Patent Eligibility - Time to Push for Fairness to Inventors

Mike Waring
Advocacy and Alliances Coordinator
AUTM
Over the past several Congresses, it has become clear that one of the major reforms innovators need is a clearer understanding of what inventions are – or are not – eligible for consideration to be patented.
In the wake of several Supreme Court cases (such as Mayo, Myriad and Alice) that have obfuscated what inventions may be considered for patenting, it has become vital that we have a better set of rules for determining eligibility. This is particularly true for medical diagnostics and therapeutics, where the courts have seemingly made any invention that is derived in any way from genetics “nature,” and thus not even considerable for patent protection.
Indeed, several years ago numerous members of the Federal Circuit (the appeals court that hears all patent cases) pleaded with the Supreme Court to clarify what previous rulings meant. Yet despite these entreaties and the public request for action, the Court has not clarified the issue.
The only remedy left is for Congress to make clear by law what is and what is not eligible. And thus was born the Patent Eligibility Restoration Act, sponsored by Senate Intellectual Property Subcommittee Chair Thom Tillis (R-NC) and fellow subcommittee member Chris Coons (D-DE). This bill, S. 1546, makes a limited series of determinations of what is NOT eligible, and leaves anything else able to be considered for patent protection. Note that this does not guarantee an idea will receive a patent, as it must still stand up to further scrutiny before that occurs. But this bill will allow many more ideas to be eligible to be considered for a patent and help prevent them being left behind on the lab counter.
Some of your own tech transfer offices have lost out on great ideas due to this confusion. I would urge you and your staff to review cases of where such inventions were rejected out of hand by the U.S. Patent and Trademark Office.

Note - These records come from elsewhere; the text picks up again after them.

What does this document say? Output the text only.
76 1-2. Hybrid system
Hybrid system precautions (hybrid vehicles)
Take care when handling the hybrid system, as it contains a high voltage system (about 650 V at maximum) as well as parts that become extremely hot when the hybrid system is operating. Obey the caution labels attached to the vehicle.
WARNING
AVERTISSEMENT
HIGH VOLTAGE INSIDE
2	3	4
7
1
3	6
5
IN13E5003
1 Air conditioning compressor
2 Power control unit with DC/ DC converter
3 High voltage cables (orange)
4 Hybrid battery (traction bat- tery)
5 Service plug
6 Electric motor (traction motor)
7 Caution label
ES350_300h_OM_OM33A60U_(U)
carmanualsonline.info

These examples can then be shared with your federal relations team to use as reasons for senators to support this legislation.
Chairman Tillis has scheduled a hearing for October 8 to begin the process of hopefully moving this legislation forward later this year. Those who oppose it have used false claims that the bill would allow gene patenting (clearly prohibited in the bill) or allow new drug patents to be abused and lead to higher drug prices. The fact is that neither of those eventualities will occur. Instead, the legislation will simply give patent examiners clearer instructions about how to view the eligibility of an idea. Other countries have much better systems for triaging patent applications, and now is the time for our nation to improve its own.
It's time for your office again to be a resource to your government relations team. Let them know your university or non-profit should support greater clarity of patent eligibility and encourage them to take that message now to senators on the Senate Judiciary Committee.